The bank's latest mortgage rate forecast predicts that within 12 months, home loan rates on one and two year fixed terms will drop to about 1.5%.
The expectation of low rates comes as the Reserve Bank signals plans for a term lending facility to banks, and warms to the idea of a negative official cash rate. The measures are likely to push home loans down below existing record lows.
The Reserve Bank measures are likely to be introduced as the Covid-19 pandemic causes upheaval in the economy.
Negative rates will only affect wholesale markets, and there is no prospect of retail rates going negative. Banks will remain under pressure to keep term deposits in positive territory, and will face squeezed margins.

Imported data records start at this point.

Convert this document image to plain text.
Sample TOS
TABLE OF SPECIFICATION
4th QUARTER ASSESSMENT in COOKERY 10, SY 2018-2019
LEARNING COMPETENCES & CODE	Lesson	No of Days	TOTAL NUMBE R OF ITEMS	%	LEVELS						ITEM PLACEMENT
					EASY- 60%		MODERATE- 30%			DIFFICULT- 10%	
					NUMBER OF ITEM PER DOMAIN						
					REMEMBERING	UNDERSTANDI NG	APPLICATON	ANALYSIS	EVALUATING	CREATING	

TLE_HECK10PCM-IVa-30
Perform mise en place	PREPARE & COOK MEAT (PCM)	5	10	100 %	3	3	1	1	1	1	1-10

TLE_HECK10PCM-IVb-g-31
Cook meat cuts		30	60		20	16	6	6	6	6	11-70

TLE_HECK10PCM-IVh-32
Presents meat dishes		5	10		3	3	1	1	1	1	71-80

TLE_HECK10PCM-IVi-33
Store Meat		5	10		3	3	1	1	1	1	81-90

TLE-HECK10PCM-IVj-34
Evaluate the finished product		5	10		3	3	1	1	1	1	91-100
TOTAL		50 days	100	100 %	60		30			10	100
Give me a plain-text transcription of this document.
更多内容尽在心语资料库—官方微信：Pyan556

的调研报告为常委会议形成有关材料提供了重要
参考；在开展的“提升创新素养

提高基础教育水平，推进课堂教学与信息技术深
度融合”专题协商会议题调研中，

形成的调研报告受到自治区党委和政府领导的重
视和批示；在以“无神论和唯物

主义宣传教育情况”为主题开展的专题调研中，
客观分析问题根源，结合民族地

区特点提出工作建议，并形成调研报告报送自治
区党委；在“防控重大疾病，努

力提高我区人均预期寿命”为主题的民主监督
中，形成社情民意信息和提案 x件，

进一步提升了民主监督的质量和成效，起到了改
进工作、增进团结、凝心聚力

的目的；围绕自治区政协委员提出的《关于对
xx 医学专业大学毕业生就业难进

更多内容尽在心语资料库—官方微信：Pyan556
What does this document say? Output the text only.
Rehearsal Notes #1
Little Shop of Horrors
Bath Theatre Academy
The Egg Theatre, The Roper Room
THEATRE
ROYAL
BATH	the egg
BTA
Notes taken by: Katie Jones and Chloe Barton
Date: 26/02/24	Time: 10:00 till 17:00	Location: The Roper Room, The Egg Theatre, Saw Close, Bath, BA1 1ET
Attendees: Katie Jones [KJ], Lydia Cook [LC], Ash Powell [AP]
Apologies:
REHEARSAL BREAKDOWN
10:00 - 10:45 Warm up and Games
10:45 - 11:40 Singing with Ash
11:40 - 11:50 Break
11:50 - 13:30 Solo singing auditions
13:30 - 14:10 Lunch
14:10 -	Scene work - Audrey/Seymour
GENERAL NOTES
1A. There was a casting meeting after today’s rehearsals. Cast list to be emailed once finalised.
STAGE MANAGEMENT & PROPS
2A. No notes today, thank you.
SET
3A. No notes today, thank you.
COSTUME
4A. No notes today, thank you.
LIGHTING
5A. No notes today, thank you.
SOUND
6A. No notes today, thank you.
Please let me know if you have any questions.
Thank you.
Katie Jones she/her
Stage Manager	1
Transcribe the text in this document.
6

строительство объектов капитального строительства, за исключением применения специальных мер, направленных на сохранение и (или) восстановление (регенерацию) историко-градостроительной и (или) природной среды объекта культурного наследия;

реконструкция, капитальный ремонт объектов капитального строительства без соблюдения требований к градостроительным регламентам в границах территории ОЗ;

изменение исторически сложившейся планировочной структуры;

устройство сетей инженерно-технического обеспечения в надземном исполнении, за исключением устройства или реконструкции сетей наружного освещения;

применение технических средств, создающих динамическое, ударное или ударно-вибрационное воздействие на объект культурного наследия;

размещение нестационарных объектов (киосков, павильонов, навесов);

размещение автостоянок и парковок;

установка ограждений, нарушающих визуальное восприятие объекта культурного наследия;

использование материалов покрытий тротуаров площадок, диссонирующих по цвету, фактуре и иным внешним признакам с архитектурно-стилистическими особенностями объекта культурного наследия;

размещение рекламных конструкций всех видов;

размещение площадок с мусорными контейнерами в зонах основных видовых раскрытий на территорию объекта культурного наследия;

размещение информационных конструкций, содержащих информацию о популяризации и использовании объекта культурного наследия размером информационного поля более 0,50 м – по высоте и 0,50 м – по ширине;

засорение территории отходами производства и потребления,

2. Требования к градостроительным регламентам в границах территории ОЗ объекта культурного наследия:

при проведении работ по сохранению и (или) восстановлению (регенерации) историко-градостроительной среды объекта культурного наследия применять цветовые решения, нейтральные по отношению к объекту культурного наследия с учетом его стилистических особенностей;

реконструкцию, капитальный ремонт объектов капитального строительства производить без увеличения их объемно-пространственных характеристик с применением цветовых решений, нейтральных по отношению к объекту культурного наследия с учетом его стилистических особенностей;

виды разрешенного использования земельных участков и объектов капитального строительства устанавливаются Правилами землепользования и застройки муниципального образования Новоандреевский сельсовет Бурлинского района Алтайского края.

The second lockdown in Auckland has prompted ASB to predict a fall of roughly 1% across fixed rate terms. In a year's time, five year rates could be as low as 2.5%, according to the bank's analysis.
The bank believes low rates will boost the housing market over the next year.
It has revised down its prediction of a 6% drop in house prices. The bank now expects house prices to fall 2.8% by March.
The lender's economists, including Mike Jones, predict a home lending boom, with banks lowering credit hurdles alongside the rate cuts.
"Falling mortgage rates provide powerful stimulus to the housing market," Jones said. "This seems to be especially so now that structural, or long-run, mortgage rate assumptions are being revised lower. For example, banks are bringing down the hurdle rates that they test prospective borrowers’ income against."
"RBNZ data also show that over 50% of mortgages are due to re-price onto lower rates over the coming 12 months. Accordingly, stimulus for house prices from this source will continue to flow for most of 2021," the report adds.